Les Anglais se plaignent donc à haute voix de leur liberté perdue et conspirent sans cesse pour trouver un moyen de se débarrasser d’un joug aussi intolérable et inaccoutumé. Certains s’adressèrent à Sveinn, roi du Danemark, et le pressèrent de récupérer le royaume d’Angleterre…. D’autres s’exilent volontairement afin de se libérer du pouvoir des Normands ou d’obtenir de l’aide étrangère et de revenir pour mener une guerre de vengeance. Certains d’entre eux, qui étaient encore dans la fleur de l’âge, se rendirent dans des contrées lointaines et offrirent courageusement leurs armes à Alexis, empereur de Constantinople, un homme d’une grande sagesse et d’une grande noblesse. Robert Guiscard, duc de Pouilles, avait pris les armes contre lui pour soutenir Michel, que les Grecs, mécontents du pouvoir du Sénat, avaient chassé du trône impérial. Les exilés anglais sont donc chaleureusement accueillis par les Grecs et sont envoyés au combat contre les forces normandes, trop puissantes pour les seuls Grecs. L’empereur Alexis jeta les bases d’une ville appelée Civitot pour les Anglais, à une certaine distance de Byzance ; mais plus tard, lorsque la menace normande devint trop grande, il les ramena dans la ville impériale et les plaça pour protéger son palais principal et ses trésors royaux. C’est la raison de l’exode des Saxons anglais vers l’Ionie ; les émigrants et leurs héritiers ont servi fidèlement le saint empire et sont toujours honorés parmi les Grecs par l’empereur, la noblesse et le peuple.
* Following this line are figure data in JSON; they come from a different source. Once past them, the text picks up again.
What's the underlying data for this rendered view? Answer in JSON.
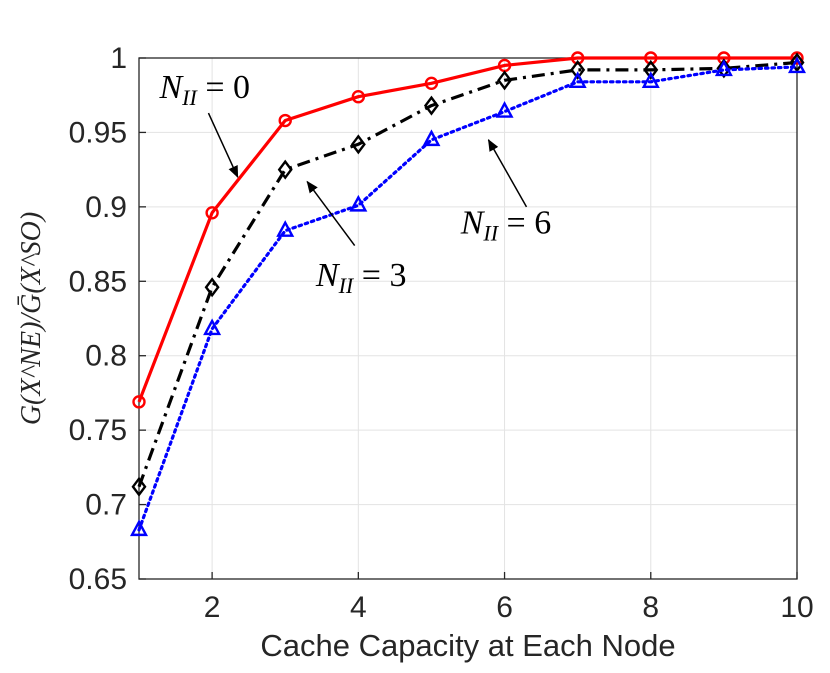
{
  "chart_data": {
    "type": "line",
    "xlabel": "Cache Capacity at Each Node",
    "ylabel": "G(X^NE)/Ḡ(X^SO)",
    "xlim": [
      1,
      10
    ],
    "ylim": [
      0.65,
      1
    ],
    "xticks": [
      2,
      4,
      6,
      8,
      10
    ],
    "yticks": [
      0.65,
      0.7,
      0.75,
      0.8,
      0.85,
      0.9,
      0.95,
      1
    ],
    "ytick_labels": [
      "0.65",
      "0.7",
      "0.75",
      "0.8",
      "0.85",
      "0.9",
      "0.95",
      "1"
    ],
    "grid": true,
    "x": [
      1,
      2,
      3,
      4,
      5,
      6,
      7,
      8,
      9,
      10
    ],
    "series": [
      {
        "values": [
          0.769,
          0.896,
          0.958,
          0.974,
          0.983,
          0.995,
          1.0,
          1.0,
          1.0,
          1.0
        ],
        "color": "#ff0000",
        "line_style": "solid",
        "marker": "circle"
      },
      {
        "values": [
          0.712,
          0.846,
          0.925,
          0.942,
          0.968,
          0.985,
          0.992,
          0.992,
          0.993,
          0.997
        ],
        "color": "#000000",
        "line_style": "dash-dot",
        "marker": "diamond"
      },
      {
        "values": [
          0.683,
          0.818,
          0.884,
          0.901,
          0.945,
          0.964,
          0.984,
          0.984,
          0.992,
          0.994
        ],
        "color": "#0000ff",
        "line_style": "dotted",
        "marker": "triangle"
      }
    ],
    "annotations": [
      {
        "base": "N",
        "sub": "II",
        "rest": " = 0",
        "text_x": 1.28,
        "text_y": 0.973,
        "arrow_from": [
          1.95,
          0.963
        ],
        "arrow_to": [
          2.35,
          0.92
        ]
      },
      {
        "base": "N",
        "sub": "II",
        "rest": " = 3",
        "text_x": 3.42,
        "text_y": 0.847,
        "arrow_from": [
          3.95,
          0.874
        ],
        "arrow_to": [
          3.3,
          0.917
        ]
      },
      {
        "base": "N",
        "sub": "II",
        "rest": " = 6",
        "text_x": 5.4,
        "text_y": 0.882,
        "arrow_from": [
          6.3,
          0.9
        ],
        "arrow_to": [
          5.78,
          0.945
        ]
      }
    ]
  }
}
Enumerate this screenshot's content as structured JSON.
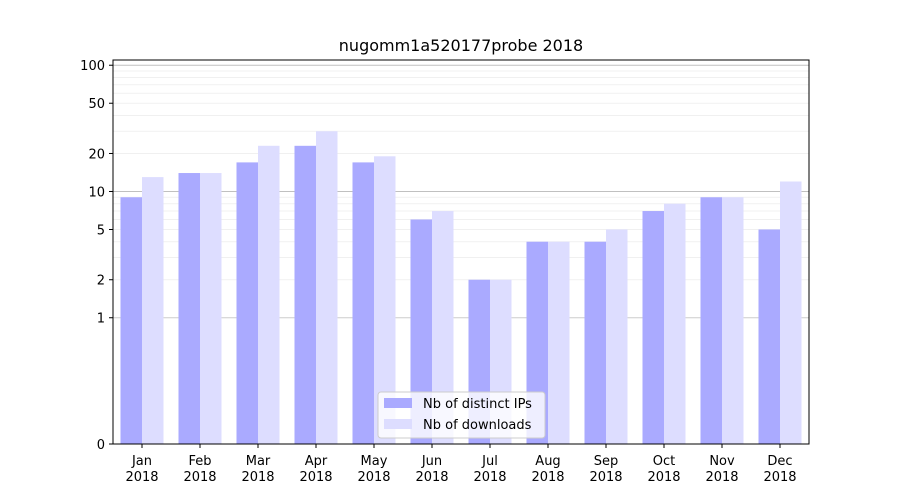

Au-delà de ce récit, les détails de l’histoire de la Nova Anglia sont difficiles à vérifier ; les sources sont tardives et de nombreux éléments sont quelque peu fantastiques.

Néanmoins, de nombreux historiens ont reconnu l’historicité de la colonie. Selon Shepard, le Siward de l’histoire est Siward Barn, un rebelle anglais de haut rang dont on a entendu parler pour la dernière fois en 1087, lorsqu’il a été libéré de prison par le roi Guillaume Ier mourant. Siward était l’Anglais possédant le plus de terres dans le Gloucestershire à l’époque, mais comme ce Siward a été emprisonné entre 1071 et 1087, il ne pouvait pas se trouver à Constantinople en 1075, l’année où le Chronicon est parvenu aux Anglais. Shepard a donc réinterprété le récit pour le faire coïncider avec certains événements historiques, soutenant que le voyage de ces Varangiens anglais a eu lieu après l’appel à l’aide d’Alexius en 1091, et que la flotte anglaise est la même que celle opérée par Edgar l’Ætheling. Plus tard, Shepard a tenté d’identifier des vestiges de noms de lieux anglais en Crimée, dont un qu’il a identifié comme étant « London ».

Une autre référence aux Anglais à Constantinople se trouve dans le récit de Geoffroy de Villehardouin sur la quatrième croisade en 1205, « La conquête de Constantinople », comme suit :
Les Français placèrent deux échelles contre une barbacane près de la mer. La muraille était ici fortement protégée par les Anglais et les Danois, et les combats qui suivirent furent féroces, durs et acharnés.

Cinq noms de lieux figurant sur les cartes marines des navigateurs italiens, espagnols et grecs sur la côte septentrionale de la mer Noire confirment l’existence d’une Nouvelle-Angleterre médiévale à l’est de Constantinople. Il est possible que Susaco (ou Porto di Susacho) dérive du mot « Saxon » ou « South Saxons » (du royaume de Sussex, aujourd’hui Sussex). C’est peut-être l’endroit qui a donné son nom à la forteresse ottomane de Sudschuk-ckala’h ou Sukhuk-Qale, aujourd’hui le site de la ville portuaire russe de Novorossiysk.

Les cartes marines médiévales indiquent également Londina, un lieu situé sur la côte nord de la mer Noire, au nord-ouest de Susaco, qui a donné son nom à la rivière Londina et qui pourrait dériver du nom de lieu London.